Was my father a millionaire banker?

Ana Gallart has won the right to have financier Juan March exhumed

Ana Gallart, who believes her real father was the banker Juan March.
Ana Gallart, who believes her real father was the banker Juan March. Tania Castro

Ana Gallart wears two chains with two identical Virgin of Monserrat medallions around her neck. One is hers; the other belonged to her twin sister. Both were given to her when she was adopted and she touches them several times during the interview.

For four years now, 65-year-old Gallart has been trying to uncover the identities of her biological parents. And everything, she says, points to the famous financier Juan March, who died in 1962 having, under Franco's protection, grown to become the most successful banker in Spain in the first half of the 20th century.

Gallart's phone has not stopped ringing for the last two days. "Now it has stopped a little bit," she says after answering a few questions for live radio.

Drinking a coffee on the terrace of a modest bar on her street, in a working-class neighborhood of Valencia, she explains how she ended up concluding that her father was the famous Mallorcan businessman.

Juan March
Juan March

"I think," she says, "that I am his daughter."

Gallart says she went through most of her life unaware that she had been adopted, but admits she first started to suspect something when she requested her birth certificate prior to getting married. The document states that she was the daughter of "unknown parents."

At the time, Feli and Víctor, her adoptive parents, asked her not to investigate her biological family out of fear they would claim her and she would leave them, she says.

But now Gallart has decided to get to the bottom of the situation. Feli is now 96 and suffering from senile dementia, which prevents her from being aware of what is going on.

"I thought that's enough: I want to know who I am, who my biological parents were, and where I come from," Gallart explains.

After going to court in Palma de Mallorca and obtaining permission to look at her files, she discovered a year ago that her biological mother was called Rosa and had died at the age of 62. Gallart never knew her or her two children, who have also died.

"I got there too late to meet many people," she says.

It seems that on December 23, 1947, Rosa, who worked as a cook in the March family home, gave birth to two girls in Palma de Mallorca; Ana María and María Rosa, whom she had to leave in a foundling hospital.

There are some who see her request as an attempt to claim part of a great fortune

According to Gallart, the father of the twin girls was Juan March. Eight months after she was born, María Rosa died and little Ana was later given up for adoption at the age of two and a half.

Now, after years of red tape, she has achieved something unusual: to have the body of Juan March exhumed and his DNA analyzed.

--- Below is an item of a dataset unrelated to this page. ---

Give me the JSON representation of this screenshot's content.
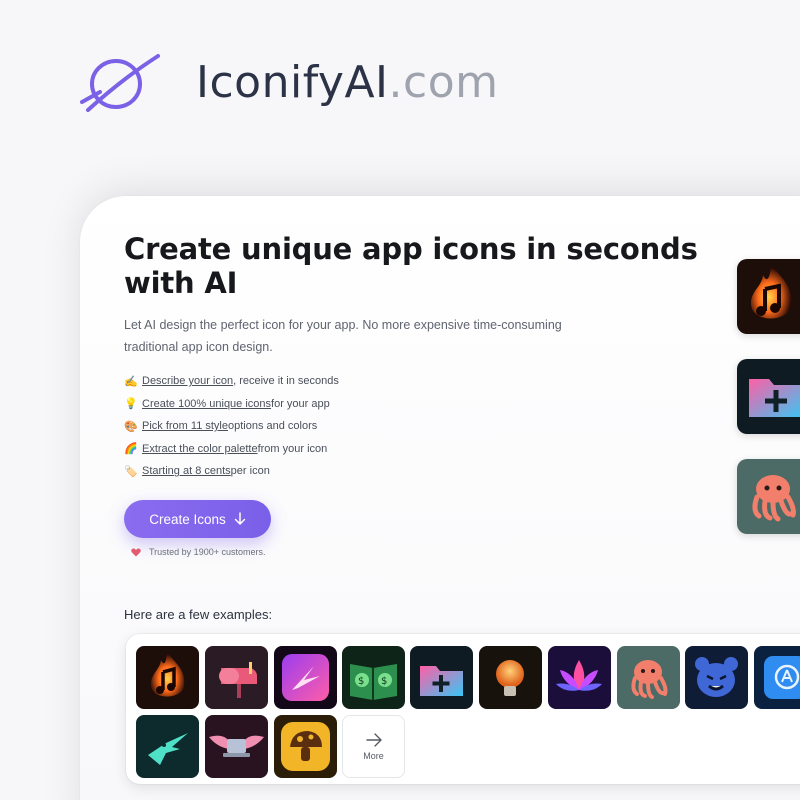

Gallart says she has invested almost 10,000 euros in legal procedures alone. Her non-contributory pension, her husband's early retirement pension and her mother's widow's pension are not enough to cover either the massive lawyers' bills, the advance payments for the costly exhumation, or the numerous trips she has made to Palma de Mallorca over the years - where she has moved heaven and earth to find the evidence that gives meaning to what she understands is her past.

Her children, her friends and the people who value and believe in her cause have lent her the money - knowing they would not get it back - to allow her to finally learn if her investigation has born the fruit for which she hoped.

March's remains were exhumed last Thursday in order to carry out the DNA test that will solve the enigma. The results will be known in the coming weeks.

But there are those who see in the request not just a woman's desire to know who her father was, but also an attempt to claim part of a great fortune.

Gallart admits that if the tests yield a positive result then part of the millionaire Juan March's legacy might belong to her.

That's why if it is confirmed that the banker was her father, she will change her surname in order to be able to apply for the inheritance and, what's more, close the book on a chapter of her life that still remains open.